Other games generating excitement are the fighting game Lego Brawls, the puzzler Frogger in Toy Town, the adventure game Sayonara Wild Hearts and the skateboarding game Skate City. Apple's publicly discussed about half the 100 games it plans to offer.
But Apple's kept its plans close to the vest. Last week, the company invited CNET editors and other publications to its campus to try out about a dozen of the launch titles and chatting with some of their developers and designers. But aside from those couple experiences, few people outside of Apple have add as much hands-on time with Arcade as we have.
Competing with free
Investing in new, original titles is a big, ambitious move. But when it comes to gaming, well-known brands tend to dominate. In the world of mobile games, Activision 's Candy Crush Saga puzzler and Supercell's Clash of Clans strategy game are some of the big dogs. And, of course, there's Fortnite .
They also happen to be free.
"Competing with free is hard," Apple's Thai said.
These games, often referred to as "freemium" titles, make their money by charging for upgrades or other optional items to enhance play, whether it's extra levels or new shoes for your avatar. They've taken off in the App Store and Google Play because there's little risk to downloading and trying them at first.
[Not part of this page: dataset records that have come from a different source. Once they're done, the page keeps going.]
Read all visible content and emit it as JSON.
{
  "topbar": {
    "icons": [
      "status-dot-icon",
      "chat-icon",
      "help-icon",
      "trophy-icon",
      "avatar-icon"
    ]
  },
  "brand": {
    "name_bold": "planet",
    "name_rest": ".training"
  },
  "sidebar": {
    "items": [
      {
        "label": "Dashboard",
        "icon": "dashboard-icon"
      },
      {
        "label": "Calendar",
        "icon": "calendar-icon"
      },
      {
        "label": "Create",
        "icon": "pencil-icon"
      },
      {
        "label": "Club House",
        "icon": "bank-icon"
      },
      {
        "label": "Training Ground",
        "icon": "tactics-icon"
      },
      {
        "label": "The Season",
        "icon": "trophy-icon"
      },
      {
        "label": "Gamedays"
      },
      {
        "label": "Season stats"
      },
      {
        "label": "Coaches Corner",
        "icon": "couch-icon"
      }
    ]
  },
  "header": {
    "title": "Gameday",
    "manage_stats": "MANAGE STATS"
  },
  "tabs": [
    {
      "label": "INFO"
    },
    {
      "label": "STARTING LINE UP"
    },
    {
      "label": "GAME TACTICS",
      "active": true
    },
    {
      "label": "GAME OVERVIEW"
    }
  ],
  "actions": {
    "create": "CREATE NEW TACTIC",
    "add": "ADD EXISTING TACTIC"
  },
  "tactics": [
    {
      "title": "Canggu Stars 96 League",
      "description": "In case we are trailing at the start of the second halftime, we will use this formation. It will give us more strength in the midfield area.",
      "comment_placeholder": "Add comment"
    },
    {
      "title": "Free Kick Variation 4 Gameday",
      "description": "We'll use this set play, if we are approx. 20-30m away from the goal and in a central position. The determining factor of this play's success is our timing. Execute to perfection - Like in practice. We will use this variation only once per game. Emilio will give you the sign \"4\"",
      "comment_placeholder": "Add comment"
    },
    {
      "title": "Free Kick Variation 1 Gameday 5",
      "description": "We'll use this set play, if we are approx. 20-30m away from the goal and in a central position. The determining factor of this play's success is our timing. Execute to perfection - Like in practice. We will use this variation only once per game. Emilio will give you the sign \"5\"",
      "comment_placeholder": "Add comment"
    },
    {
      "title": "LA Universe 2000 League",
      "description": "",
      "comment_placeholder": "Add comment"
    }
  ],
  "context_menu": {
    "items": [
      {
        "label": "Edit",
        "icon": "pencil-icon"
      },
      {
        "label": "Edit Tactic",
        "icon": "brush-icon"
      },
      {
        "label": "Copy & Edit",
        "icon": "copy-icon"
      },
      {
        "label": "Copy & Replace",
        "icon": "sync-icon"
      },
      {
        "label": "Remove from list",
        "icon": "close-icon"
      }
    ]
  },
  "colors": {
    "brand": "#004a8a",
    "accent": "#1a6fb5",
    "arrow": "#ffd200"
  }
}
Meanwhile, paid titles like Ustwo's Monument Valley epic and Alto's Adventure snowboarding game are critically acclaimed but hard to find in a crowded app store. Apple Arcade, by comparison, will have its own button in the App Store filled with personalized recommendations of games Apple thinks you'll like based on the games you've already played.
With Apple's focus on storytelling and artistry, in addition to its emphasis on games that are self-contained and playable offline, could set the service apart. It'll give developers "the freedom to do the best work of their lives," Thai said.
Apple's hoping the promise of a vetted catalog of games for a wide range of players will be enough to convince at least some to hand over their money ahead of time.
If anyone can break in with new, never-before played games, Wedbush analyst Michael Pachter thinks it's going to be Apple. Like Zelnick, Patcher is a critic of subscription services. But he thinks Apple will be able to sign up talented developers who want to create high-quality games without having to give them away for free in hopes people will buy extra items later. And given all that cash it has lying around, Apple can afford to pay for the games it needs to woo subscribers.
"Apple's saying 'All right, conventional game makers, put some stuff on the phone, and we'll throw it into our subscription,'" Pachter said. "There are a lot of really high-quality game makers out there that could actually make some pretty fun stuff."